– Говорю тебе, Сэм, это все Кеннеди! – Его согнутая в локте рука на плече. Он облизывает губы. – Этот стафф…
– Я слышу тебя, брат, – вздыхаю я, потирая глаза.
– Этот стафф…
– Ну?
– Отличный.
Марк писал диплом по Grateful Dead. Сначала он старался вставляться пореже, чтобы не заторчать, но было уже типа слишком поздно. Я доставал ему наркотики с сентября, и он динамил меня с расплатой. Он только и говорил, что после «интервью с Гарсией» у него будет бабло. Но Гарсия давненько не наведывался в Нью-Гэмпшир, и терпение мое заканчивалось.
– Марк, ты должен мне пятьсот баксов, – говорю я ему, – мне нужны деньги до твоего отъезда.
– Господи, у нас были… у нас здесь были такие безумные времена…
На этой реплике я всегда начинаю подниматься.
– Теперь все… по-другому… – (и пр., и пр.), – и времена те прошли… и места уже не те… – говорит он.

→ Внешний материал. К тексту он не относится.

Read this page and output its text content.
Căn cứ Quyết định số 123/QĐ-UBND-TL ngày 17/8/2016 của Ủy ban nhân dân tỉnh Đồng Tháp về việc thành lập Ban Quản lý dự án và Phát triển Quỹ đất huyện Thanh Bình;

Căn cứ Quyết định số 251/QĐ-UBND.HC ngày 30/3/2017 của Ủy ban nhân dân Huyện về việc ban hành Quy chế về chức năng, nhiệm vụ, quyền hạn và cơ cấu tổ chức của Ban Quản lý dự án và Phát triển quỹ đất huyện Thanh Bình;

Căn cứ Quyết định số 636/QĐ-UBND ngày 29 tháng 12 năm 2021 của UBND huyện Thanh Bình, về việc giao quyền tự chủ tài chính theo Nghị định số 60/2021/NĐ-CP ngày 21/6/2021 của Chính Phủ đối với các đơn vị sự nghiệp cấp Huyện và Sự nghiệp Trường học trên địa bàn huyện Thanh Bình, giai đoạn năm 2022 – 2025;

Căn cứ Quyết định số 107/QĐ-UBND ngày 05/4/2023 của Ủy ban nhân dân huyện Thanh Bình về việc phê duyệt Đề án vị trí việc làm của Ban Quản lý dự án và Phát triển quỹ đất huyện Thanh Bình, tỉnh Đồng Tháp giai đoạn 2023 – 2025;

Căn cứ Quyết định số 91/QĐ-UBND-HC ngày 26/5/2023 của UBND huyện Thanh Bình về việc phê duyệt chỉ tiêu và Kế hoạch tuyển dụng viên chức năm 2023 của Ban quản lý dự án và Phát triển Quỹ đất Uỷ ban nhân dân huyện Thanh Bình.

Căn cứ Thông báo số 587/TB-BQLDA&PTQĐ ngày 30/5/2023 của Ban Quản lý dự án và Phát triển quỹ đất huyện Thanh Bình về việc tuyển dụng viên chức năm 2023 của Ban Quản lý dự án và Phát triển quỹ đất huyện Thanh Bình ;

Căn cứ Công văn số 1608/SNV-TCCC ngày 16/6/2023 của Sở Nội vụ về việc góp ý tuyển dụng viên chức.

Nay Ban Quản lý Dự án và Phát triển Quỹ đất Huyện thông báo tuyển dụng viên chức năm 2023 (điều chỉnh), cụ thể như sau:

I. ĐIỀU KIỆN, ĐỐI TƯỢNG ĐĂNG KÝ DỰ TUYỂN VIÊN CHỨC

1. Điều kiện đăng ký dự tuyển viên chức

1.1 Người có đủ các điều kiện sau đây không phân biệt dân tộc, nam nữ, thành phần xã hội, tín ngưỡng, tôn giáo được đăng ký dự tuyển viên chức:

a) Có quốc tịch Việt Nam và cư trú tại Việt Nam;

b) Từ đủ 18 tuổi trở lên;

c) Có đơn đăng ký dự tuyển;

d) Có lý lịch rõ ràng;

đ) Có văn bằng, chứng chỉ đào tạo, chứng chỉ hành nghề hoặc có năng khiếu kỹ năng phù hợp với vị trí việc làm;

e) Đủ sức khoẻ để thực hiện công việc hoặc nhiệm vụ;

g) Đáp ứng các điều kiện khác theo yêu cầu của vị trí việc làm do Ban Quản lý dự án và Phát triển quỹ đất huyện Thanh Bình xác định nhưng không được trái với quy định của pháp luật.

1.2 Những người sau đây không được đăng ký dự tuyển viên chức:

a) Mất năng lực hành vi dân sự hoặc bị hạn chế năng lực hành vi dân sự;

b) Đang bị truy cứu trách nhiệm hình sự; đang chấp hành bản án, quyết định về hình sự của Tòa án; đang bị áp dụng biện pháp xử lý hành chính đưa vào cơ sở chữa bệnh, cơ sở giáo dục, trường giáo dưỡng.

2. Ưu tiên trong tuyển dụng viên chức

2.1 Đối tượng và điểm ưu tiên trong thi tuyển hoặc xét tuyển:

Я пялюсь на кусок разбитого зеркала рядом с пипеткой и компьютером, и теперь Марк говорит о том, чтобы завязать со всем и отправиться в Европу. Я смотрю на него: изо рта воняет, не мылся неизвестно сколько, засаленные волосы забраны в хвостик, грязная, в пятнах рубашка.
– …Когда я был в Европе, чувак… – Он ковыряет в носу.
– У меня завтра пара, – говорю. – Как там с деньгами?
– В Европе… Что? Пара? Кто ведет? – спрашивает он.
– Дэвид Ли Рот. Слушай, ты дашь деньги или как?
– Да, понял я, понял, тише, Резина разбудишь, – шепчет он.
– Мне наплевать. Резин на «порше» разъезжает. Он может заплатить, – говорю я ему.
– Резин без денег сидит, – говорит он. – Я все отдам, все.
– Марк, ты должен мне пятьсот баксов. Пятьсот, – говорю я этому гнусному торчку.
– Резин думает, что Индира Ганди живет в Уэллинг-хаусе. – Марк улыбается. – Говорит, что шел за ней от столовой до Уэллинта. – Он медлит. – Врубаешься… в это?
Он встает, едва добирается до кровати и падает на нее, опуская рукава. Оглядывает комнату, уже куря фильтр.
– Гм, – произносит он, запрокидывая голову.